Monday, April 30, 2012

Crónica de M. E. Cardoso

Estava eu a ouvir uma das minhas músicas preferidas do momento - Good life, dos One Republic - quando me deparo com a mais recente crónica de Miguel Esteves Cardoso no jornal Público. Que ironia. Uma música tão alto astral e uma notícia tão triste. À primeira vista não combinam. Mas, pensando bem, há coisas na vida tão devastadoras, tão repentinas, daquelas que nos tiram o fôlego num ímpeto, que o melhor mesmo é aproveitar cada minuto, cada segundo. Para quê nos preocuparmos com mesquinhices, com tretas que não interessam a ninguém, a não ser ao nosso lado mais egoísta e parvinho que todos nós temos, quando tudo muda num instante? Para quê? Para quê fugirmos ou ignorarmos o bom que hoje tivemos ou vivemos em prol do amanhã? Esse é só amanhã. Depois. A seguir. E, às vezes, custa a chegar.

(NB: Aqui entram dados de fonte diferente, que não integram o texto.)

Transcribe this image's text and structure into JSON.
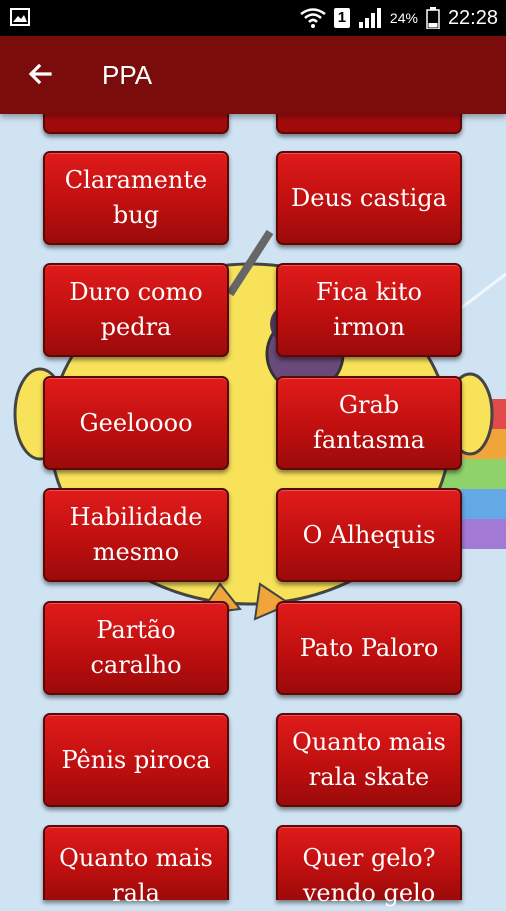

«Às vezes encontramo-nos com a cabeça nas mãos. Tudo o que poderia ter corrido bem correu mal. O mundo, que era igual à vida, afasta-se de repente. Distancia-se e continua a existir, como se nada tivesse a ver ou a haver connosco, como se fizesse questão de mostrar a independência dele, mundo, que não existe só porque nos damos conta dele. A má notícia é má, mas a pior, para quem cá está, é a pessoal. A minha pessoa é a Maria João e a Maria João passa mal. Nem o amor nem a sabedoria médica a podem salvar. Só uma conjunção das duas coisas, mais um acrescento de milagre. O cabrão do cancro alastra-se. Exterminado no pulmão ou na mama, foge para o cérebro, onde se refugia e cresce. Forma uma força da morte, aproveitando as barreiras antigas entre o sangue e o cérebro, que infiltra conforme lhe apetece. Hoje, domingo, é o último dia em que estaremos juntos, dois amores, felizes há quase vinte anos. Amanhã, logo às nove da manhã, estaremos na consulta dos excelentes neurocirurgiões do Hospital de Santa Maria, onde nos avisarão das complicações possíveis. Obama deveria inspirar-se na perfeição clínica e humana do serviço de saúde português e francês. Mas a dor não diminui. Nem a tristeza abranda. Vai morrer o meu amor. Não vai. Como o meu amor por ela, nunca há-de morrer. As coisas acontecem sem acontecer o pensamento nelas. A alma, o coração e a cabeça são coisas diferentes. Que se dão bem. E são amigas. E deixam de ser quando morrem».